La ofensiva se produce en un contexto de especial tensión en Oriente Medio. Desde el comienzo de la guerra entre Irán, Estados Unidos e Israel el pasado 28 de febrero, Teherán mantiene prácticamente bloqueado el estrecho de Ormuz, situado entre el golfo Pérsico y el golfo de Omán. Esta situación ha obligado a buscar rutas alternativas para el transporte de energía y ha aumentado la importancia estratégica del mar Rojo y Bab el Mandeb.

Los avances hutíes han generado incertidumbre sobre la seguridad de la navegación y la evolución de los precios del petróleo. El grupo aseguró el jueves que el tránsito por el mar Rojo y Bab el Mandeb es «seguro» y que el comercio internacional se desarrolla con normalidad. Sin embargo, el Gobierno yemení reconocido internacionalmente y sus aliados sostienen que los rebeldes suponen una amenaza para la navegación y la seguridad regional. Los hutíes, por su parte, afirman que sus operaciones militares continuarán hasta que se levante el bloqueo.

Irán, principal aliado de los hutíes, ha celebrado los avances. El vicepresidente primero iraní, Mohamad Reza Aref, afirmó que a su país le «complacen las victorias de la heroica nación de Yemen», mientras el Ministerio de Exteriores iraní pidió la reanudación del diálogo como vía para resolver el conflicto. Teherán considera a los hutíes los legítimos gobernantes del Yemen frente al Gobierno internacionalmente reconocido y apoyado por Arabia Saudí, aunque insiste en que el grupo yemení opera de manera independiente.

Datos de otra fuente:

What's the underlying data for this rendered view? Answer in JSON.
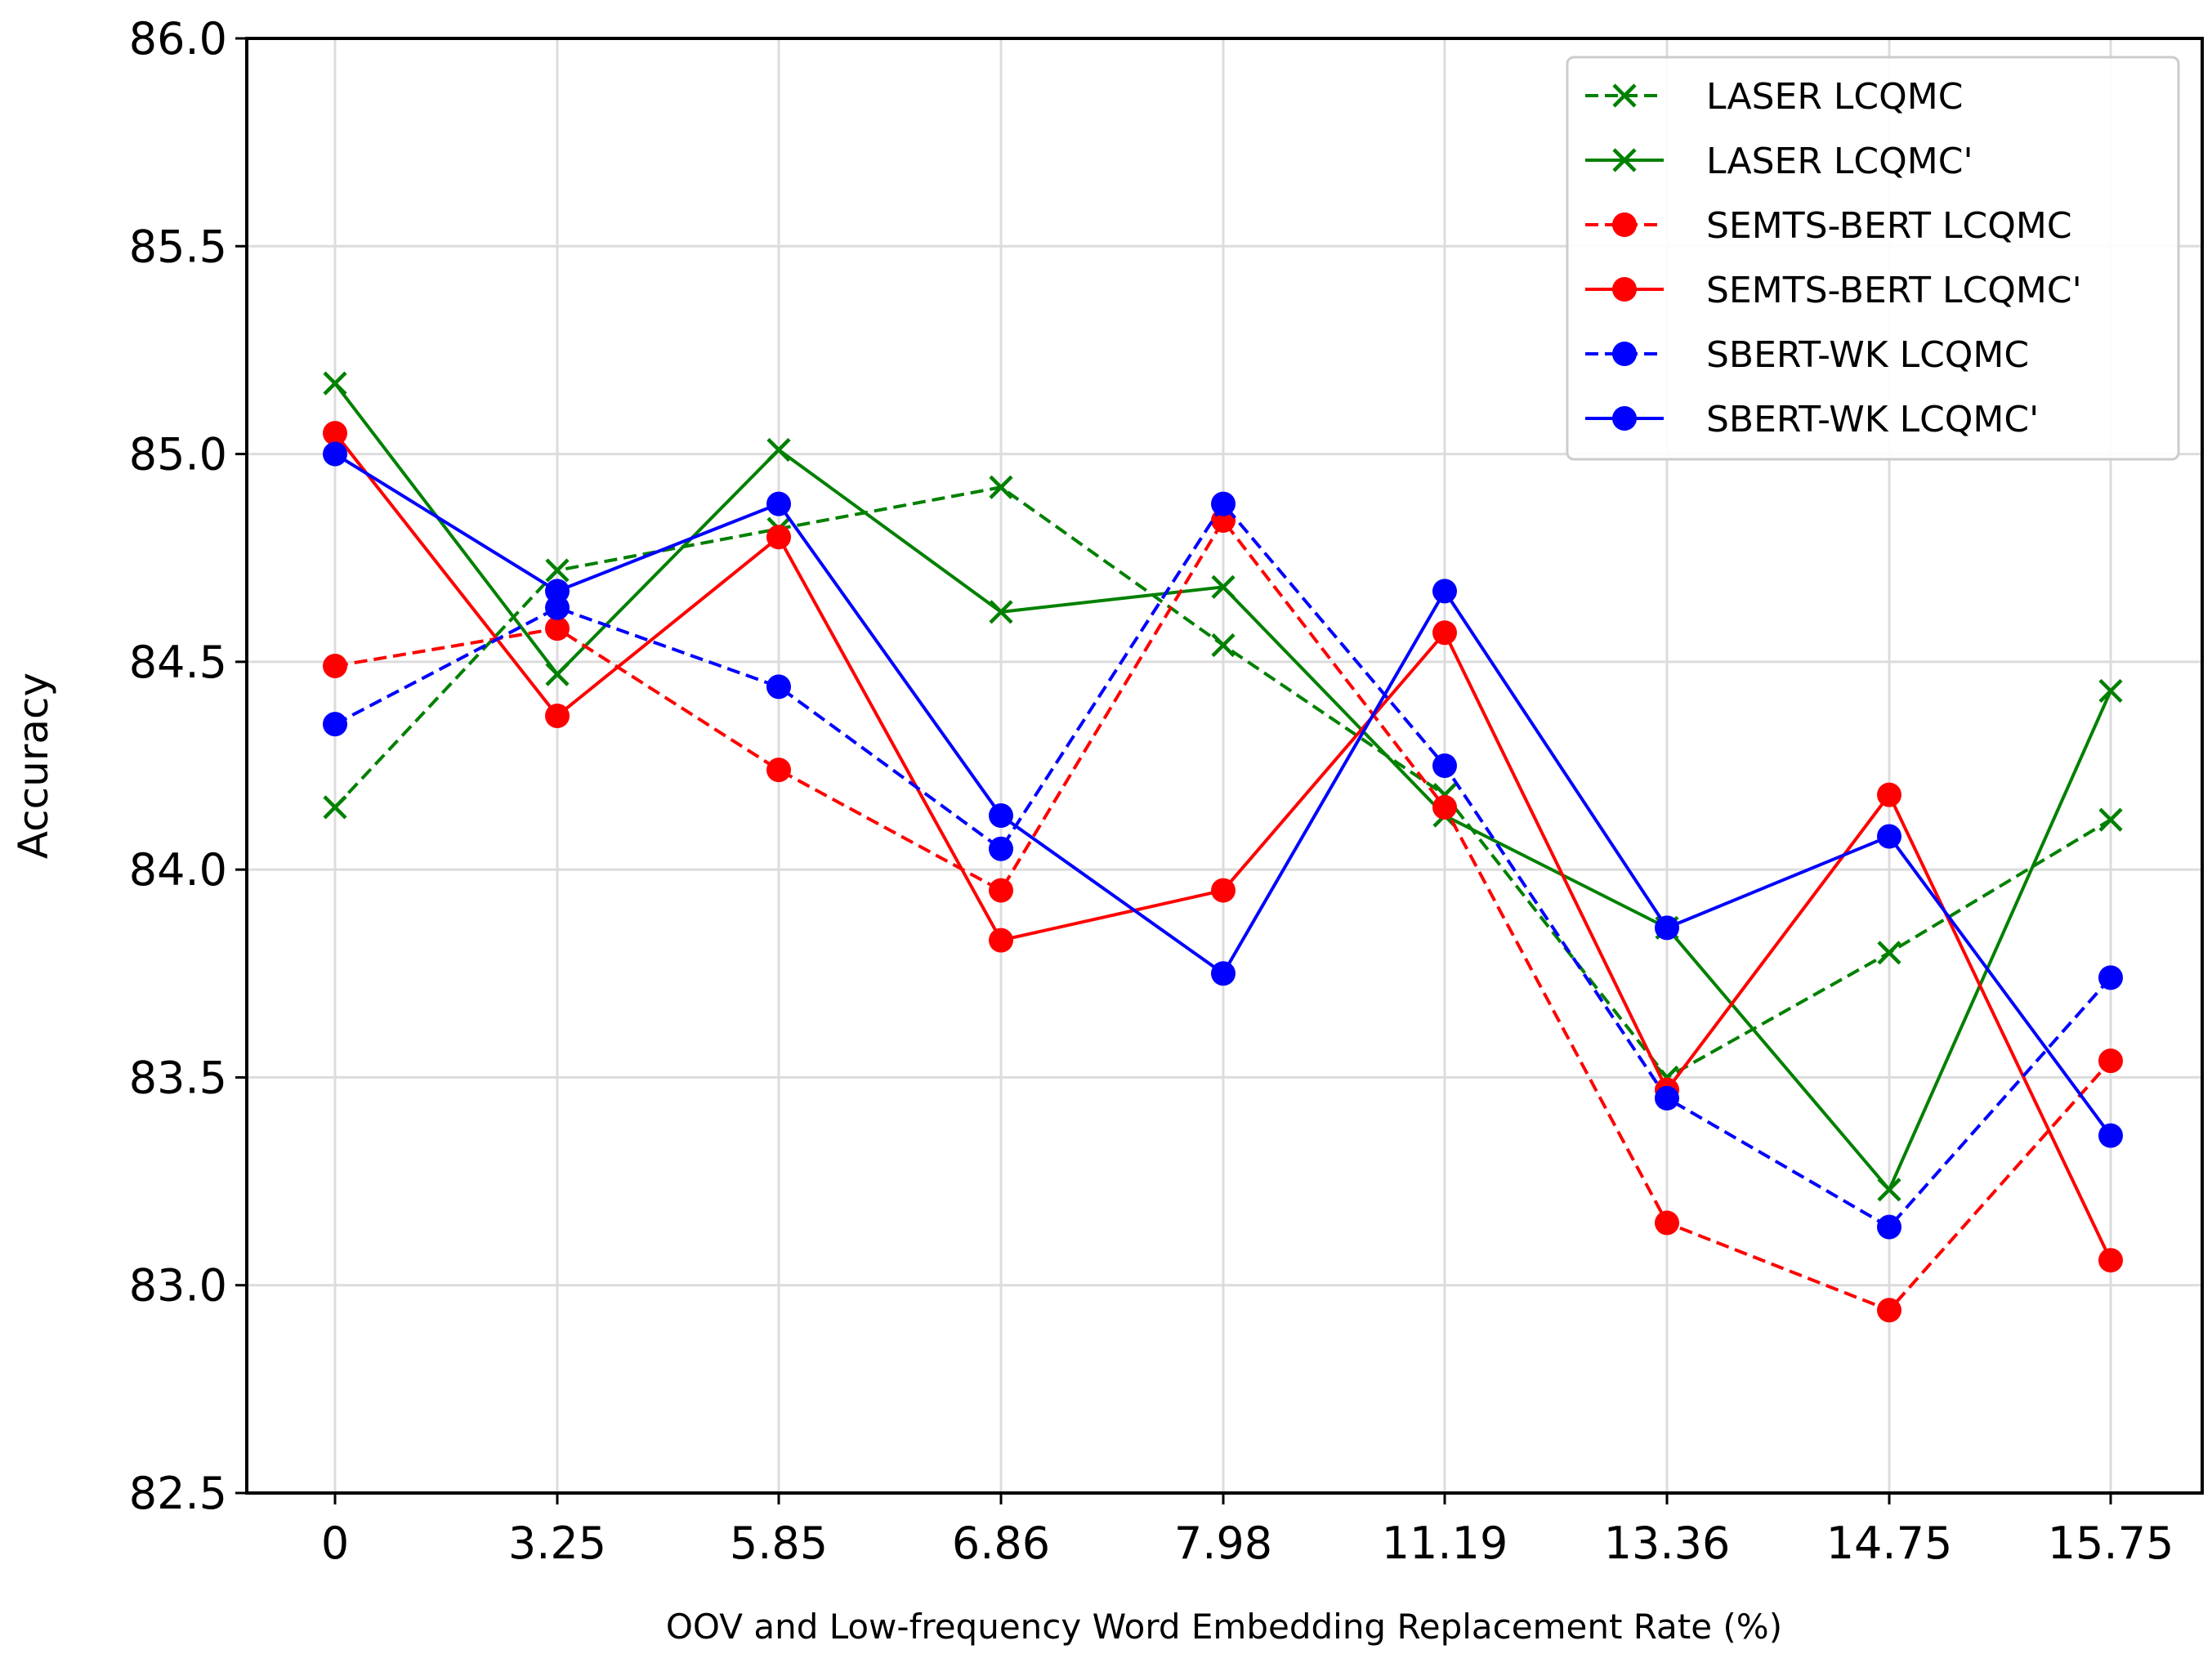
{
  "chart_data": {
    "type": "line",
    "title": "",
    "xlabel": "OOV and Low-frequency Word Embedding Replacement Rate (%)",
    "ylabel": "Accuracy",
    "categories": [
      "0",
      "3.25",
      "5.85",
      "6.86",
      "7.98",
      "11.19",
      "13.36",
      "14.75",
      "15.75"
    ],
    "ylim": [
      82.5,
      86.0
    ],
    "yticks": [
      "82.5",
      "83.0",
      "83.5",
      "84.0",
      "84.5",
      "85.0",
      "85.5",
      "86.0"
    ],
    "grid": true,
    "legend_position": "top-right",
    "series": [
      {
        "name": "LASER LCQMC",
        "color": "#008000",
        "linestyle": "dashed",
        "marker": "x",
        "values": [
          84.15,
          84.72,
          84.82,
          84.92,
          84.54,
          84.18,
          83.5,
          83.8,
          84.12
        ]
      },
      {
        "name": "LASER LCQMC'",
        "color": "#008000",
        "linestyle": "solid",
        "marker": "x",
        "values": [
          85.17,
          84.47,
          85.01,
          84.62,
          84.68,
          84.13,
          83.86,
          83.23,
          84.43
        ]
      },
      {
        "name": "SEMTS-BERT LCQMC",
        "color": "#ff0000",
        "linestyle": "dashed",
        "marker": "circle",
        "values": [
          84.49,
          84.58,
          84.24,
          83.95,
          84.84,
          84.15,
          83.15,
          82.94,
          83.54
        ]
      },
      {
        "name": "SEMTS-BERT LCQMC'",
        "color": "#ff0000",
        "linestyle": "solid",
        "marker": "circle",
        "values": [
          85.05,
          84.37,
          84.8,
          83.83,
          83.95,
          84.57,
          83.47,
          84.18,
          83.06
        ]
      },
      {
        "name": "SBERT-WK LCQMC",
        "color": "#0000ff",
        "linestyle": "dashed",
        "marker": "circle",
        "values": [
          84.35,
          84.63,
          84.44,
          84.05,
          84.88,
          84.25,
          83.45,
          83.14,
          83.74
        ]
      },
      {
        "name": "SBERT-WK LCQMC'",
        "color": "#0000ff",
        "linestyle": "solid",
        "marker": "circle",
        "values": [
          85.0,
          84.67,
          84.88,
          84.13,
          83.75,
          84.67,
          83.86,
          84.08,
          83.36
        ]
      }
    ]
  }
}
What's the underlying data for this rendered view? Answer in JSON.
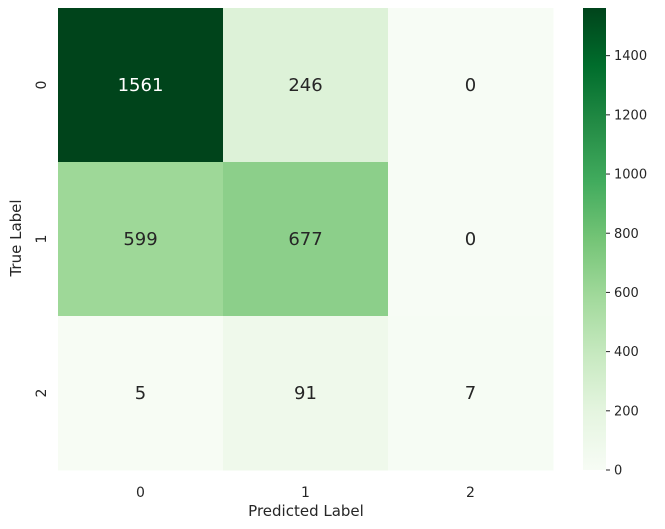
{
  "chart_data": {
    "type": "heatmap",
    "title": "",
    "xlabel": "Predicted Label",
    "ylabel": "True Label",
    "x_categories": [
      "0",
      "1",
      "2"
    ],
    "y_categories": [
      "0",
      "1",
      "2"
    ],
    "values": [
      [
        1561,
        246,
        0
      ],
      [
        599,
        677,
        0
      ],
      [
        5,
        91,
        7
      ]
    ],
    "cell_labels": [
      [
        "1561",
        "246",
        "0"
      ],
      [
        "599",
        "677",
        "0"
      ],
      [
        "5",
        "91",
        "7"
      ]
    ],
    "colormap": "Greens",
    "colorbar": {
      "vmin": 0,
      "vmax": 1561,
      "ticks": [
        0,
        200,
        400,
        600,
        800,
        1000,
        1200,
        1400
      ],
      "tick_labels": [
        "0",
        "200",
        "400",
        "600",
        "800",
        "1000",
        "1200",
        "1400"
      ]
    }
  }
}
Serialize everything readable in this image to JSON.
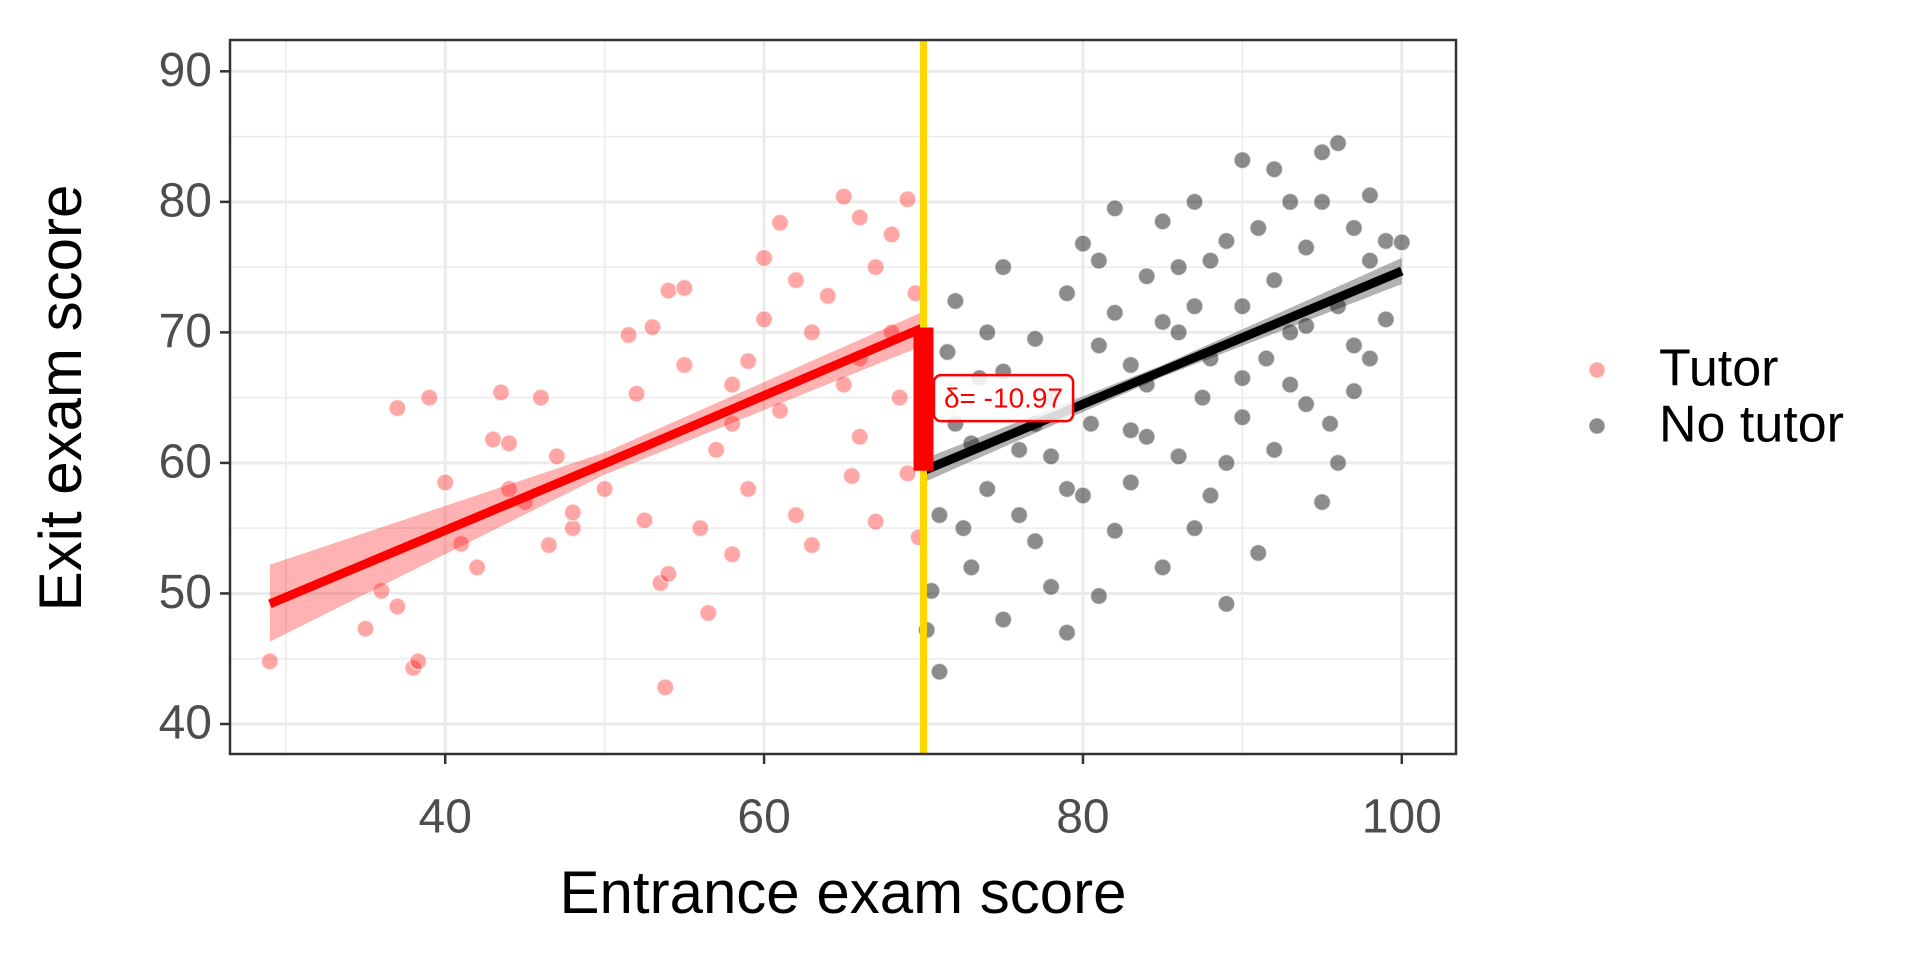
{
  "chart_data": {
    "type": "scatter",
    "x_label": "Entrance exam score",
    "y_label": "Exit exam score",
    "xlim": [
      26.5,
      103.4
    ],
    "ylim": [
      37.7,
      92.4
    ],
    "xticks": [
      40,
      60,
      80,
      100
    ],
    "yticks": [
      40,
      50,
      60,
      70,
      80,
      90
    ],
    "x_minor_grid": [
      30,
      50,
      70,
      90
    ],
    "y_minor_grid": [
      45,
      55,
      65,
      75,
      85
    ],
    "grid": true,
    "legend_position": "right",
    "series": [
      {
        "name": "Tutor",
        "color": "#ff0000",
        "x": [
          29,
          35,
          36,
          37,
          37,
          38,
          38.3,
          39,
          40,
          41,
          42,
          43,
          43.5,
          44,
          44,
          46,
          46.5,
          47,
          48,
          51.5,
          52,
          52.5,
          53,
          53.5,
          53.8,
          54,
          54,
          55,
          55,
          56,
          56.5,
          57,
          58,
          58,
          59,
          59,
          60,
          60,
          61,
          61,
          62,
          63,
          63,
          64,
          65,
          65,
          65.5,
          66,
          66,
          67,
          67,
          68,
          68,
          68.5,
          69,
          69,
          69.5,
          69.7,
          66,
          62,
          58,
          50,
          45,
          48
        ],
        "values": [
          44.8,
          47.3,
          50.2,
          49,
          64.2,
          44.3,
          44.8,
          65,
          58.5,
          53.8,
          52,
          61.8,
          65.4,
          61.5,
          58,
          65,
          53.7,
          60.5,
          55,
          69.8,
          65.3,
          55.6,
          70.4,
          50.8,
          42.8,
          73.2,
          51.5,
          73.4,
          67.5,
          55,
          48.5,
          61,
          66,
          53,
          67.8,
          58,
          75.7,
          71,
          78.4,
          64,
          56,
          70,
          53.7,
          72.8,
          80.4,
          66,
          59,
          78.8,
          62,
          75,
          55.5,
          77.5,
          70,
          65,
          80.2,
          59.2,
          73,
          54.3,
          68,
          74,
          63,
          58,
          57,
          56.2
        ]
      },
      {
        "name": "No tutor",
        "color": "#000000",
        "x": [
          70.2,
          71,
          70.5,
          71,
          72,
          72,
          73,
          73.5,
          74,
          75,
          75,
          76,
          77,
          77,
          78,
          78,
          79,
          79,
          80,
          80,
          80.5,
          81,
          81,
          82,
          82,
          83,
          83,
          84,
          84,
          85,
          85,
          86,
          86,
          87,
          87,
          87.5,
          88,
          88,
          89,
          89,
          90,
          90,
          90,
          91,
          91,
          91.5,
          92,
          92,
          93,
          93,
          94,
          94,
          95,
          95,
          95.5,
          96,
          96,
          96,
          97,
          97,
          98,
          98,
          99,
          99,
          100,
          74,
          76,
          78,
          82,
          84,
          86,
          88,
          90,
          92,
          94,
          97,
          73,
          75,
          77,
          79,
          81,
          83,
          85,
          87,
          89,
          93,
          95,
          98,
          71.5,
          72.5
        ],
        "values": [
          47.2,
          44,
          50.2,
          56,
          72.4,
          63,
          52,
          66.5,
          58,
          75,
          48,
          61,
          69.5,
          54,
          65,
          50.5,
          47,
          73,
          76.8,
          57.5,
          63,
          49.8,
          69,
          79.5,
          54.8,
          67.5,
          58.5,
          74.3,
          62,
          52,
          78.5,
          70,
          60.5,
          80,
          55,
          65,
          75.5,
          68,
          49.2,
          60,
          83.2,
          72,
          63.5,
          78,
          53.1,
          68,
          82.5,
          74,
          80,
          66,
          70.5,
          76.5,
          57,
          83.8,
          63,
          84.5,
          72,
          60,
          78,
          69,
          75.5,
          68,
          71,
          77,
          76.9,
          70,
          56,
          60.5,
          71.5,
          66,
          75,
          57.5,
          66.5,
          61,
          64.5,
          65.5,
          61.5,
          67,
          63,
          58,
          75.5,
          62.5,
          70.8,
          72,
          77,
          70,
          80,
          80.5,
          68.5,
          55
        ]
      }
    ],
    "fits": [
      {
        "color": "#ff0000",
        "x": [
          29,
          50,
          70
        ],
        "values": [
          49.2,
          59.95,
          70.37
        ],
        "ci_lower": [
          46.3,
          59.1,
          69.0
        ],
        "ci_upper": [
          52.2,
          60.8,
          71.6
        ]
      },
      {
        "color": "#000000",
        "x": [
          70,
          85,
          100
        ],
        "values": [
          59.4,
          67.05,
          74.7
        ],
        "ci_lower": [
          58.5,
          66.6,
          73.7
        ],
        "ci_upper": [
          60.3,
          67.5,
          75.7
        ]
      }
    ],
    "cutoff": {
      "value": 70,
      "color": "#ffd700"
    },
    "delta": {
      "label": "δ= -10.97",
      "color": "#ff0000",
      "y": [
        59.4,
        70.37
      ]
    }
  }
}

Por su parte, el príncipe heredero de Arabia Saudí, Mohhamed bin Salman, llamó en dos ocasiones el jueves al presidente estadounidense, Donald Trump, para pedirle que atacase a los hutíes del Yemen. El comandante del Centcom, Brad Cooper, viajó ese mismo jueves a Arabia Saudí para mantener «reuniones urgentes de coordinación», según informaciones recogidas por medios internacionales.

En paralelo, el Ministerio de Energía saudí anunció el cierre «preventivo» del oleoducto Este-Oeste, que transporta aproximadamente siete millones de barriles de crudo por día, tras sufrir varios ataques que causaron heridos. Esta infraestructura es la principal ruta de suministro a los mercados globales en el actual contexto de tensiones en el estrecho de Ormuz, lo que añade presión sobre el comercio energético internacional.